Papá y mamá me amarían sólo a mí. No funcionó. Nacimos.
Ella siempre reía con todos, yo no. Yo me encerraba cuando había visitas, yo era a la que los tíos le preguntaban cómo iba la escuela a sabiendas de que iba terriblemente mal, tan sólo por el mero placer de terminar a carcajadas, y si el motivo no era la escuela, sería mi nuevo corte de cabello o que mi nombre rimara con rana. El chiste más gracioso de todos los domingos. Según ellos.
Ella siempre sacaba buenas notas, olía a jazmines y su voz era suave. Sus mascotas vivían, las mías no, las mías no eran tan lindas u obedientes como sus mascotas y por eso es que tenía que encargarme de ellas, hasta me prohibieron tener mascotas cuando comencé a arrancarles las uñas, una por una. La ropa de Silvia tenía más color en su cuerpo que en el mío.
Yo peleaba. Recuerdo la vez en que encerré a la profesora en el cubículo del conserje para que nadie la encontrara, no pude evitar enojarme internamente sin razón alguna y por eso lo hice.
O cuando empujé a aquel pequeño por las escaleras de la escuela sin inmutarme siquiera, incluso dije que lo sentía, pero lo que quería era reírme. Desde aquel día me llevaban con doctores que hacían muchas preguntas y me daban pastillas de distintos colores. ¡Y a Silvia no! ¡Eso no era justo! ¡No fue justo! Ellos me arruinaron ¡Ella era malvada! Ella es la que fingía ser tan recta con todos, pero yo descubrí su malicia antes que todos y nadie me creyó. El tiempo pasó, ella trataba de ocultar su maldad plantándome la ridícula idea de querer ser mi amiga; por supuesto, yo era más fuerte que eso.
Un buen día me fui de casa, alquilé un tercer piso en la calle más austera de la ciudad; siempre hubo un olor especial, pero justo hoy vi todo oxidado, roto o sucio, esa mancha de sangre, los recuerdos, la juerga de la noche de ayer, en fin; lo único pulcro que quedaba ahí era ella, como siempre. Ella mi sinónimo, mi igual, al verla por última vez descubrí que sí la quería y que ésta era mi forma de demostrarlo. Tuve que decirle algunas mentiras para que accediera a venir a mi tercer piso, ella siempre me creyó todo, y esta vez me creyó una vez más.
El resto fue fácil, aunque no recuerdo casi nada. Un sonoro rugido que se perdía entre mis guantes café, que con fuerza sellaban sus labios para no dejar pasar ni la más mínima dosis de vida que quisiera colarse de entres mis dedos para regresarle el vigor a Silvia. Al mismo tiempo que las voces no dejaban de retumbar en mi cabeza, aplausos y felicitaciones; algarabía, toda una fiesta dentro de mí. Yo me encontraba confundida: ¿estaban felices por mí?, ¿tampoco querían a Silvia y yo hice el trabajo sucio para ellos? No lo sé. Por primera vez me sentía liberada, por primera vez las cosas me salían bien.

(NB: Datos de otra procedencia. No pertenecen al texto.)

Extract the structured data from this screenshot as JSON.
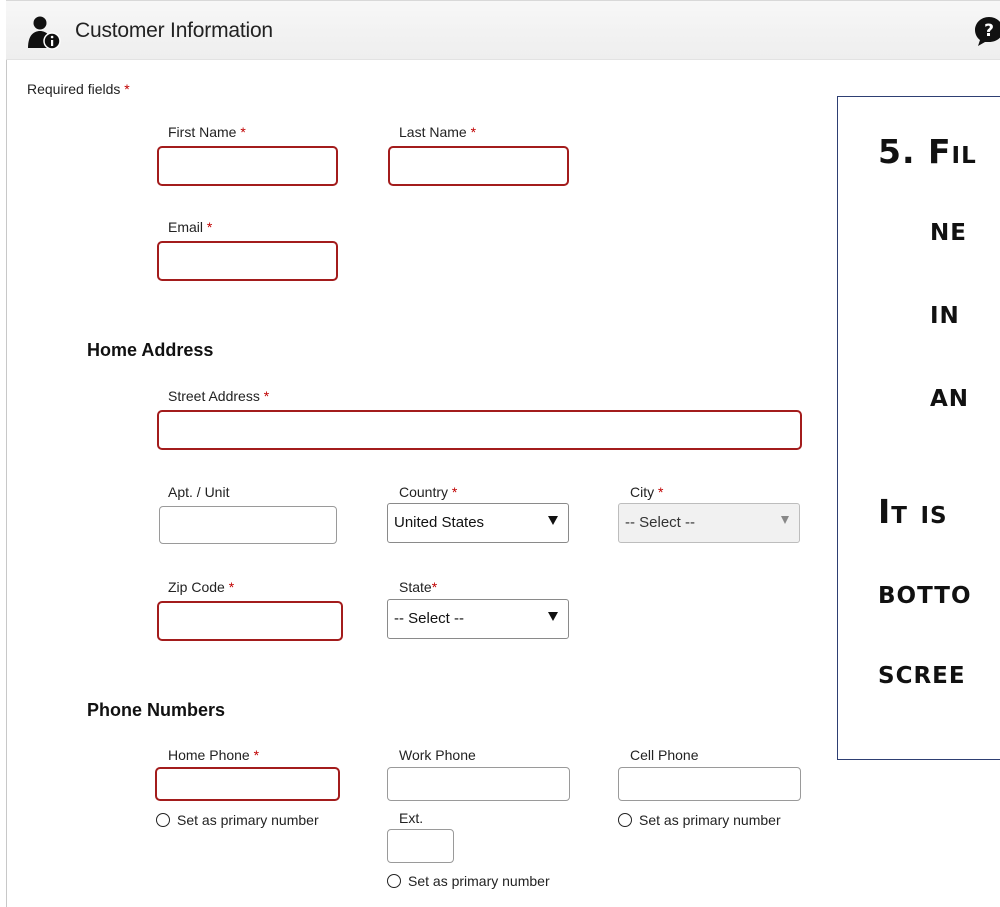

Han pasado varias horas, sigue siendo domingo y siguen buscando a Silvia. Yo, por supuesto que me muestro preocupada. Silvia ya no está, pero yo sí.
Regresé a casa. Aún tengo los guantes café puestos, los que me sirvieron de intermediarios entre la parte de mí que no me gusta y la parte con la que decidí vivir el resto de la vida. Entro a casa, miro a mamá y a papá, veo que lloran; me miran y sus ojos se vuelven grandes en un instante, se acercan a mí con un temblor de miedo, con un temblor frío, pero me tratan demasiado bien y delicadamente como nunca. Y yo sospecho.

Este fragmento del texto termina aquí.